Rony Nelson

No. 5 – West Michigan Ironmen
- Position:: Defensive Lineman

Personal information
- Born:: January 24, 1989 (age 36) Miami, Florida
- Height:: 6 ft 1 in (1.85 m)
- Weight:: 265 lb (120 kg)

Career information
- High school:: Miami (FL) Jackson
- College:: Iowa State
- Undrafted:: 2013

Career history
- Iowa Barnstormers (2013); Bemidji Axemen (2014–2015); West Michigan Ironmen (2016–2018); Cleveland Gladiators (2016)*;
- * Offseason and/or practice squad member only
- Roster status:: Active

Career highlights and awards
- Second Team CIF Northern Conference (2017);

Career Arena League statistics
- Tackle:: 1.0
- Sacks:: 0.0
- Pass breakups:: 0
- Fumble recoveries:: 0
- Stats at ArenaFan.com

= Rony Nelson =

American football player (born 1989)

Rony Nelson (born January 24, 1989) is a professional American football defensive linemen for the West Michigan Ironmen of the Indoor Football League (IFL). He has also been a member of the Iowa Barnstormers, Bemidji Axemen and the Cleveland Gladiators. He attended the Iowa State University and played for the school's football team. According to the AFL, Nelson stands at 6 ft 1 in and weighs 266 lbs.

==Early life==
Nelson attended Miami Jackson High School, where he was a soccer player before the football coaches recruited him to play. Upon graduation, Nelson enrolled at Yuba College, where he would continue his football career. Nelson earned a scholarship to Iowa State University, where he played 3 years with the Cyclones football team.

==Professional career==
===Iowa Barnstormers===
Nelson was assigned to the Iowa Barnstormers of the Arena Football League (AFL), just a few days before their final game of the season. Nelson played linebacker, and recorded one tackle.

===Bemidji Axemen===
Nelson signed with the Bemidji Axemen in 2014. Nelson recorded 25 tackles and three sacks during his first season with the Axemen. Nelson played in 11 games with the Axemen during the 2015 season, recording 32 tackles. Nelson re-signed with the Axemen for the 2016 season.
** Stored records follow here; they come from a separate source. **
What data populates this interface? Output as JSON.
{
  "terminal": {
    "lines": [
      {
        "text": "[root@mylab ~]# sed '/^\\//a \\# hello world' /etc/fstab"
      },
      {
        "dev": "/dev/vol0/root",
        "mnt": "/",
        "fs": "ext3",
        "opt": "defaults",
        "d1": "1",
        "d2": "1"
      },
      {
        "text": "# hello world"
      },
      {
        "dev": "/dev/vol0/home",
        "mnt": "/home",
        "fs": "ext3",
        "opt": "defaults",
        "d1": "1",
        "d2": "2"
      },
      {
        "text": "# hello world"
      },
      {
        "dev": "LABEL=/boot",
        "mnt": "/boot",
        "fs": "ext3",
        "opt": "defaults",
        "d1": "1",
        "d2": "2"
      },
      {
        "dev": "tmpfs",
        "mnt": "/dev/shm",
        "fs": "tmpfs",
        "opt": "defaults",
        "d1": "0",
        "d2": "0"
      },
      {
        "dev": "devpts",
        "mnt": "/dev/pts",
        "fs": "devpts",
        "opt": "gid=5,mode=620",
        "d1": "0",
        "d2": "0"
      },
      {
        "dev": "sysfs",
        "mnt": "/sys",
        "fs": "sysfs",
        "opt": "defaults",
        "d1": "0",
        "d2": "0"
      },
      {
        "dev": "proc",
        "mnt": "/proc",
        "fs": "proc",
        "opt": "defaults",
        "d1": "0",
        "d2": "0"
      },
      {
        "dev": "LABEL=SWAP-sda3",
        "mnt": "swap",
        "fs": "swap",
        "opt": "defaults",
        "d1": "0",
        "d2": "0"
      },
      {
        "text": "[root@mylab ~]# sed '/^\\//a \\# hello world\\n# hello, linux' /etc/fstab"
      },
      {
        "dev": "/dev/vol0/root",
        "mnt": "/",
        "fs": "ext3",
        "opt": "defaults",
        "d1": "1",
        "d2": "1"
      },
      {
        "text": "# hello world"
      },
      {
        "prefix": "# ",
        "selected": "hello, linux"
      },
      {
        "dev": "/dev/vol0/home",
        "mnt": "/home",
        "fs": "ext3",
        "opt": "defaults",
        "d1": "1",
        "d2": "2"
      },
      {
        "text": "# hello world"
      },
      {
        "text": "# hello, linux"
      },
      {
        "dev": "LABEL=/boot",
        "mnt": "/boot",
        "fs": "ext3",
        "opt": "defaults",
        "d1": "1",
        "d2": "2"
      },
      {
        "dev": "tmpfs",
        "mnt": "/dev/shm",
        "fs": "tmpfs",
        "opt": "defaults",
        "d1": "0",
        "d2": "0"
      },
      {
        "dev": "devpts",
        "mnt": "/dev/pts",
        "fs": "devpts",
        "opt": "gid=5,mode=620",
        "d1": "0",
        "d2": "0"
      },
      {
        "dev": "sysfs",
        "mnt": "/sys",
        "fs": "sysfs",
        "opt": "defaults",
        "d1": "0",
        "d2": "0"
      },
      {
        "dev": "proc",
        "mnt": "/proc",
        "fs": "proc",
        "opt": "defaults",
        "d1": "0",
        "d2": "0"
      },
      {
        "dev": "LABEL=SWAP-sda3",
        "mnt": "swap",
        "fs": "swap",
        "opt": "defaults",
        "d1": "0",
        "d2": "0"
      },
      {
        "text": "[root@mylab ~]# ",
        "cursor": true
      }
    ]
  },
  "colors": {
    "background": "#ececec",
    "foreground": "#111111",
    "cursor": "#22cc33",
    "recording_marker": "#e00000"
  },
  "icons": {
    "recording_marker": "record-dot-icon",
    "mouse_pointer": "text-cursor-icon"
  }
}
===West Michigan Ironmen===
Nelson signed with the West Michigan Ironmen for the 2016 season. He would later be placed on the exempt list, but returned to help lead the Ironmen to the 2016 AIF Championship game. Nelson returned to the Ironmen in 2017. On November 8, 2017, Nelson re-signed with the Ironmen for 2018.

===Cleveland Gladiators===
On February 8, 2016, Nelson was assigned to the Cleveland Gladiators. On March 9, 2016, Nelson was placed on reassignment.